While we already know how to calculate the gradient for the output layer, backpropagation is responsible for propagating this gradient from the output layer all the way back to the input layer, using a calculus technique known as the **chain rule** (which you might have seen in high school).

_"If a car travels twice as fast as a bicycle and the bicycle is four times as fast as a walking man, then the car travels 2 × 4 = 8 times as fast as the man."_

The relationship between this example and the chain rule is as follows. Let $z$, $y$, and $x$ be the (variable) positions of the car, the bicycle, and the walking man, respectively. The rate of change of relative positions of the car and the bicycle is $\frac{dz}{dy} = 2.$

Similarly, $\frac{dy}{dx} = 4.$

So, the rate of change of the relative positions of the car and the walking man is

$
\frac{dz}{dx} = \frac{dz}{dy} \cdot \frac{dy}{dx} = 2 \cdot 4 = 8.
$

Our neural network basically looks like $f(g(h(i(j(x)))))$ with $x$ as the input and $f$ as the output layer. By calculating the gradient of $f$ we are asking _"how does a change in $g(h(i(j(x))))$ affect the output of $f$"_. We want to be able to reproduce that same step with $g$ and $h(i(j(x)))$, etc.

We can use the relation seen above to assert that given a composite function $f(g(h(i(j(x)))))$, the gradient $\frac{\partial f(g(h(i(j(x))))) }{\partial x}$ can be computed as:

$
\frac{\partial f(g(h(i(j(x))))) }{\partial x} = \frac{\partial f}{\partial x} = \frac{\partial f}{\partial g} \times \frac{\partial g}{\partial h} \times \frac{\partial h}{\partial i} \times \frac{\partial i}{\partial j} \times \frac{\partial j}{\partial x}$


This is the basis on which backpropagation is built.

---

### Understanding the Gradient

![local_minima_dots_4_10.png](attachment:local_minima_dots_4_10.png)


The gradient is a generalization of the derivative for functions with multiple variables. It tells us how to change each parameter to minimize the loss function. The gradient is a vector that contains all the partial derivatives of a function with respect to each variable.

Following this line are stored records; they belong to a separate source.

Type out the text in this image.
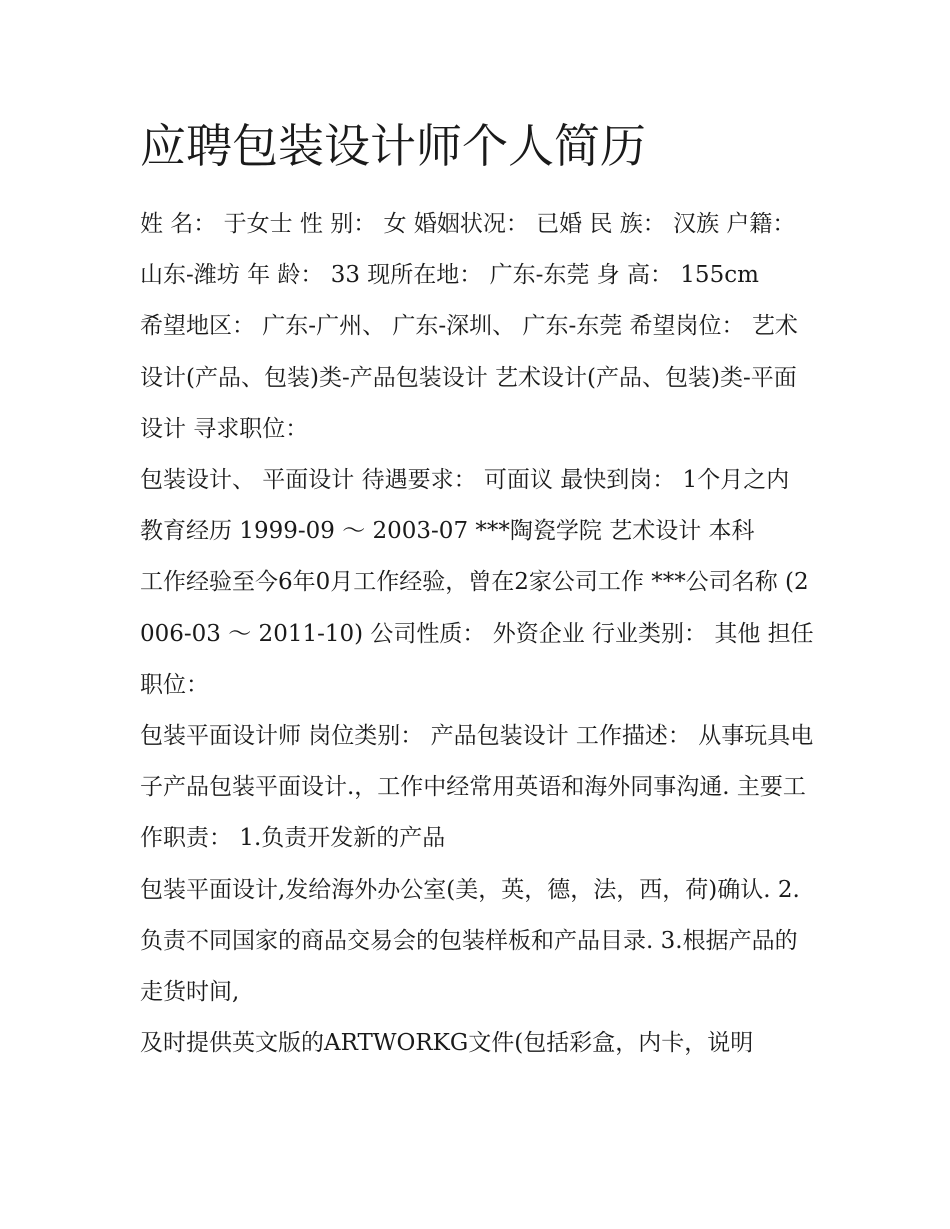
应聘包装设计师个人简历

姓 名： 于女士 性 别： 女 婚姻状况： 已婚 民 族： 汉族 户籍： 山东-潍坊 年 龄： 33 现所在地： 广东-东莞 身 高： 155cm

希望地区： 广东-广州、 广东-深圳、 广东-东莞 希望岗位： 艺术设计(产品、包装)类-产品包装设计 艺术设计(产品、包装)类-平面设计 寻求职位：

包装设计、 平面设计 待遇要求： 可面议 最快到岗： 1个月之内 教育经历 1999-09 ～ 2003-07 ***陶瓷学院 艺术设计 本科

工作经验至今6年0月工作经验，曾在2家公司工作 ***公司名称 (2006-03 ～ 2011-10) 公司性质： 外资企业 行业类别： 其他 担任职位：

包装平面设计师 岗位类别： 产品包装设计 工作描述： 从事玩具电子产品包装平面设计.，工作中经常用英语和海外同事沟通. 主要工作职责： 1.负责开发新的产品

包装平面设计,发给海外办公室(美，英，德，法，西，荷)确认. 2.负责不同国家的商品交易会的包装样板和产品目录. 3.根据产品的走货时间,

及时提供英文版的ARTWORKG文件(包括彩盒，内卡，说明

For example, for a function $f(x, y)$, the gradient $\nabla f$ is:

$$
\nabla f = \left( \frac{\partial f}{\partial x}, \frac{\partial f}{\partial y} \right)
$$

Each component of this gradient vector shows how much the function changes with respect to one of the variables, keeping the others constant. *I explain this more easily here :* 

---

In mathematics and machine learning, the gradient is a vector that points in the direction of the steepest increase of a function. In simple terms, it tells us how to adjust each parameter of a function to either increase or decrease its output most effectively. If you remember the example from earlier:

_"If a car travels twice as fast as a bicycle and the bicycle is four times as fast as a walking man, then the car travels 2 × 4 = 8 times as fast as the man."_

This illustrates how one rate of change can influence another through multiplication, which is similar to how gradients propagate changes across different parameters in a neural network.

The basic idea behind the gradient is to calculate the derivative of the base function, which gives us the rate at which the function's value changes concerning its input. This rate of change is what the gradient tells us, and it points us in the direction we should move to increase or decrease our function's output.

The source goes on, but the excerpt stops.